Although the ACLU is currently challenging certain aspects of the no-fly list and other, similar databases, this type of surveillance database is legal. Thus, Donald Trump could choose to focus efforts on compiling a list of all Americans who attend Islamic religious services and/or profess to be a Muslim. However, there would not be any actual registration involved.

Requiring all Muslims to carry special identification cards would likely be unconstitutional under United States v. Robel. The issuance of such cards would likely require self-registration, which is unconstitutional.

4. Expand the New York Police Department’s Muslim Surveillance Program to the Whole Country, and Permit Warrantless Searches of Mosques

Donald Trump has expressed his desire to expand the surveillance tactics used by the New York Police Department (NYPD) on Muslims living in New York and New Jersey to be used on all Muslim Americans. These tactics included having plainclothes cops monitoring buildings at all hours of the day and infiltrating student organizations for the sole purpose of gathering information on all members of those organizations. The exact tactics appear to be perfectly legal, and even commonplace, on the surface. However, the legality of the NYPD’s extensive surveillance of people just based on their faith is currently being challenged in the federal courts. Until that case is determined, it is unknown whether or not Donald Trump would be able to legally expand their tactics to the whole of the United States.

Warrantless searches of buildings are only permitted in two instances: in the case of exigent circumstances and in order to secure the area in which the police are attempting to arrest a suspect. Exigent circumstances prompting a warrantless search only exist when evidence may be easily destroyed by the time a search warrant is issued. It is unforeseeable that exigent circumstances would be commonplace in mosques to allow for the warrantless searches that Donald Trump seems to want.

As for a search of the area while arresting someone, this is a very limited search that would not permit for a thorough search of a whole building, which is what Donald Trump appears to be after when he refers to searching a mosque. Any other kind of warrantless search is prohibited by the Fourth Amendment. That is not to say that such a search will never be permitted, as the ban on such searches may be ignored if the political climate is right. After all, Congress famously suspended habeas corpus, which is the right to challenge unlawful imprisonment, during the Civil War.

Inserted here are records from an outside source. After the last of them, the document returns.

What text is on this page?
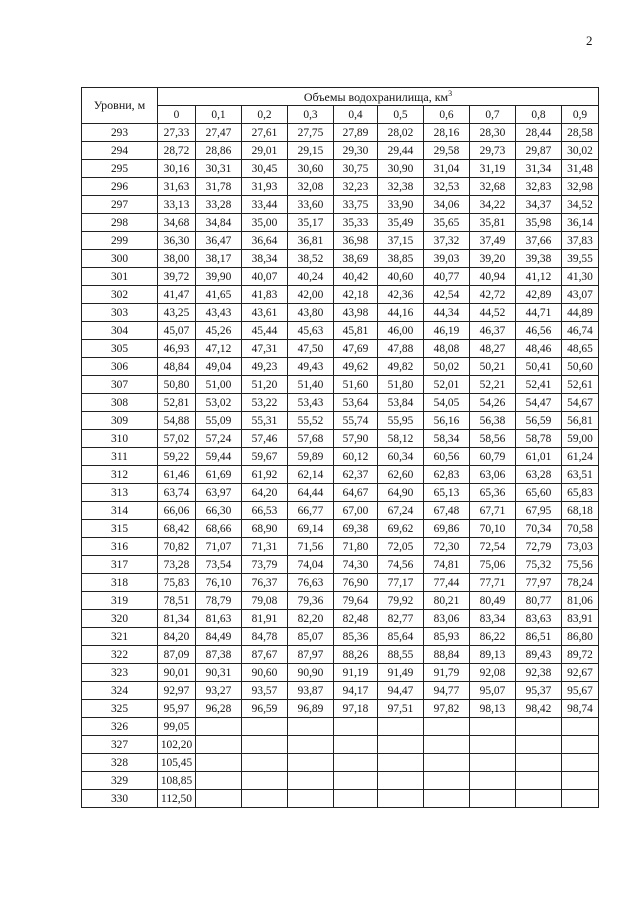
2
Уровни, м	Объемы водохранилища, $км^3$
	0	0,1	0,2	0,3	0,4	0,5	0,6	0,7	0,8	0,9
293	27,33	27,47	27,61	27,75	27,89	28,02	28,16	28,30	28,44	28,58
294	28,72	28,86	29,01	29,15	29,30	29,44	29,58	29,73	29,87	30,02
295	30,16	30,31	30,45	30,60	30,75	30,90	31,04	31,19	31,34	31,48
296	31,63	31,78	31,93	32,08	32,23	32,38	32,53	32,68	32,83	32,98
297	33,13	33,28	33,44	33,60	33,75	33,90	34,06	34,22	34,37	34,52
298	34,68	34,84	35,00	35,17	35,33	35,49	35,65	35,81	35,98	36,14
299	36,30	36,47	36,64	36,81	36,98	37,15	37,32	37,49	37,66	37,83
300	38,00	38,17	38,34	38,52	38,69	38,85	39,03	39,20	39,38	39,55
301	39,72	39,90	40,07	40,24	40,42	40,60	40,77	40,94	41,12	41,30
302	41,47	41,65	41,83	42,00	42,18	42,36	42,54	42,72	42,89	43,07
303	43,25	43,43	43,61	43,80	43,98	44,16	44,34	44,52	44,71	44,89
304	45,07	45,26	45,44	45,63	45,81	46,00	46,19	46,37	46,56	46,74
305	46,93	47,12	47,31	47,50	47,69	47,88	48,08	48,27	48,46	48,65
306	48,84	49,04	49,23	49,43	49,62	49,82	50,02	50,21	50,41	50,60
307	50,80	51,00	51,20	51,40	51,60	51,80	52,01	52,21	52,41	52,61
308	52,81	53,02	53,22	53,43	53,64	53,84	54,05	54,26	54,47	54,67
309	54,88	55,09	55,31	55,52	55,74	55,95	56,16	56,38	56,59	56,81
310	57,02	57,24	57,46	57,68	57,90	58,12	58,34	58,56	58,78	59,00
311	59,22	59,44	59,67	59,89	60,12	60,34	60,56	60,79	61,01	61,24
312	61,46	61,69	61,92	62,14	62,37	62,60	62,83	63,06	63,28	63,51
313	63,74	63,97	64,20	64,44	64,67	64,90	65,13	65,36	65,60	65,83
314	66,06	66,30	66,53	66,77	67,00	67,24	67,48	67,71	67,95	68,18
315	68,42	68,66	68,90	69,14	69,38	69,62	69,86	70,10	70,34	70,58
316	70,82	71,07	71,31	71,56	71,80	72,05	72,30	72,54	72,79	73,03
317	73,28	73,54	73,79	74,04	74,30	74,56	74,81	75,06	75,32	75,56
318	75,83	76,10	76,37	76,63	76,90	77,17	77,44	77,71	77,97	78,24
319	78,51	78,79	79,08	79,36	79,64	79,92	80,21	80,49	80,77	81,06
320	81,34	81,63	81,91	82,20	82,48	82,77	83,06	83,34	83,63	83,91
321	84,20	84,49	84,78	85,07	85,36	85,64	85,93	86,22	86,51	86,80
322	87,09	87,38	87,67	87,97	88,26	88,55	88,84	89,13	89,43	89,72
323	90,01	90,31	90,60	90,90	91,19	91,49	91,79	92,08	92,38	92,67
324	92,97	93,27	93,57	93,87	94,17	94,47	94,77	95,07	95,37	95,67
325	95,97	96,28	96,59	96,89	97,18	97,51	97,82	98,13	98,42	98,74
326	99,05									
327	102,20									
328	105,45									
329	108,85									
330	112,50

5. Deporting Syrian Refugees Who Have Entered under Obama’s Presidency

As president, Donald Trump may be able to seek the deportation of some of the Syrian refugees under the Smith Act, which permits the deportation of immigrants who are or have been affiliated with organizations that advocate the overthrow of the American government. Thus, so long as a Syrian refugee had actually belonged to Daesh, also known as IS or ISIS, or provided support to Daesh at some point prior to fleeing Syria, they could be deported in accordance with the Smith Act. However, such a deportation scheme would involve a lot of work, as the government would need to provide evidence showing that the involvement was more than just merely cooperating with Daesh in an effort just to survive or being sympathetic to Daesh’s cause.

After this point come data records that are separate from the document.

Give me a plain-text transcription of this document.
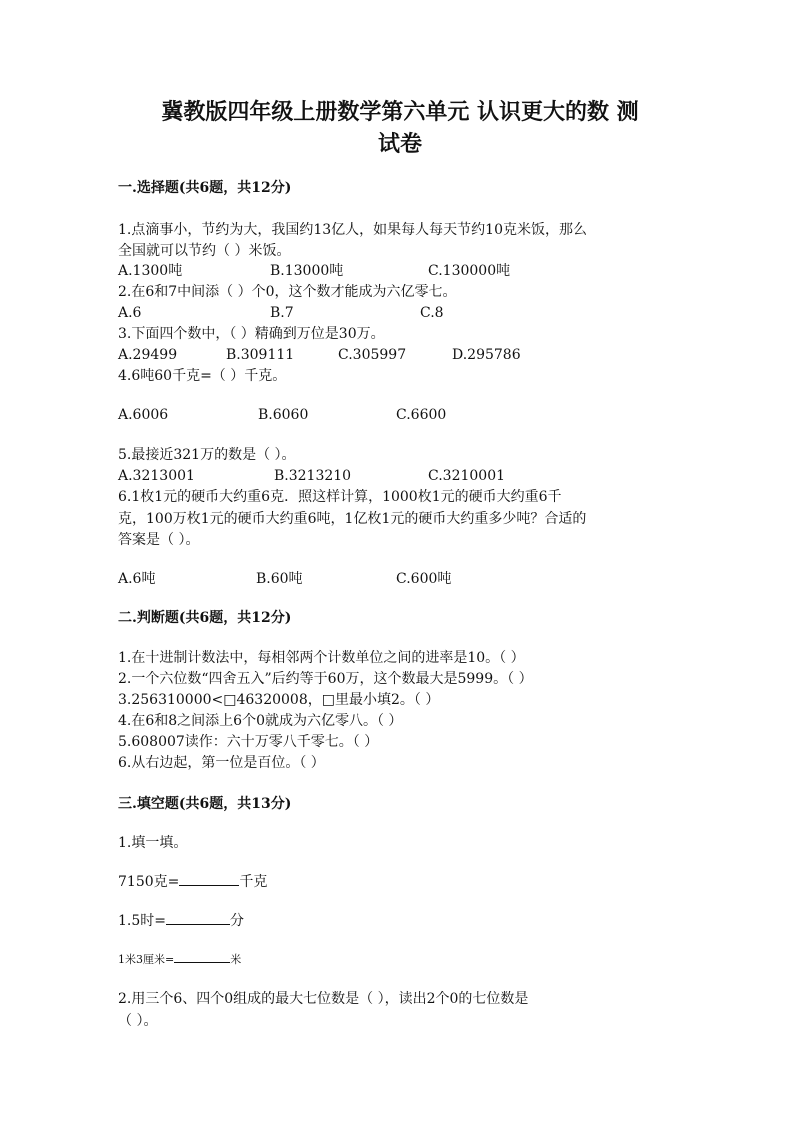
冀教版四年级上册数学第六单元 认识更大的数 测
试卷
一.选择题(共6题，共12分)
1.点滴事小，节约为大，我国约13亿人，如果每人每天节约10克米饭，那么
全国就可以节约（ ）米饭。
A.1300吨	B.13000吨	C.130000吨
2.在6和7中间添（ ）个0，这个数才能成为六亿零七。
A.6	B.7	C.8
3.下面四个数中，（ ）精确到万位是30万。
A.29499	B.309111	C.305997	D.295786
4.6吨60千克=（ ）千克。
A.6006	B.6060	C.6600
5.最接近321万的数是（ ）。
A.3213001	B.3213210	C.3210001
6.1枚1元的硬币大约重6克．照这样计算，1000枚1元的硬币大约重6千
克，100万枚1元的硬币大约重6吨，1亿枚1元的硬币大约重多少吨？合适的
答案是（ ）。
A.6吨	B.60吨	C.600吨
二.判断题(共6题，共12分)
1.在十进制计数法中，每相邻两个计数单位之间的进率是10。（ ）
2.一个六位数“四舍五入”后约等于60万，这个数最大是5999。（ ）
3.256310000<□46320008，□里最小填2。（ ）
4.在6和8之间添上6个0就成为六亿零八。（ ）
5.608007读作：六十万零八千零七。（ ）
6.从右边起，第一位是百位。（ ）
三.填空题(共6题，共13分)
1.填一填。
7150克=	千克
1.5时=	分
1米3厘米=	米
2.用三个6、四个0组成的最大七位数是（ ），读出2个0的七位数是
（ ）。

Alternatively, Donald Trump’s administration could refuse to grant permanent resident status to Syrian refugees, deny renewal for any visas that were granted to the refugees, and then deport them for overstaying expired visas. However, as some Syrian refugees have been here for more than a year and are already able to apply for permanent residency, this plan may not work for all of the refugees.

As one can see, not all of Donald Trump’s presidential goals could actually be achieved. However, there are a surprising number of ways that some of his plans could actually be deemed to be completely legal, supported by both the Constitution and judicial decisions. It certainly serves as food for thought going into the 2016 presidential race.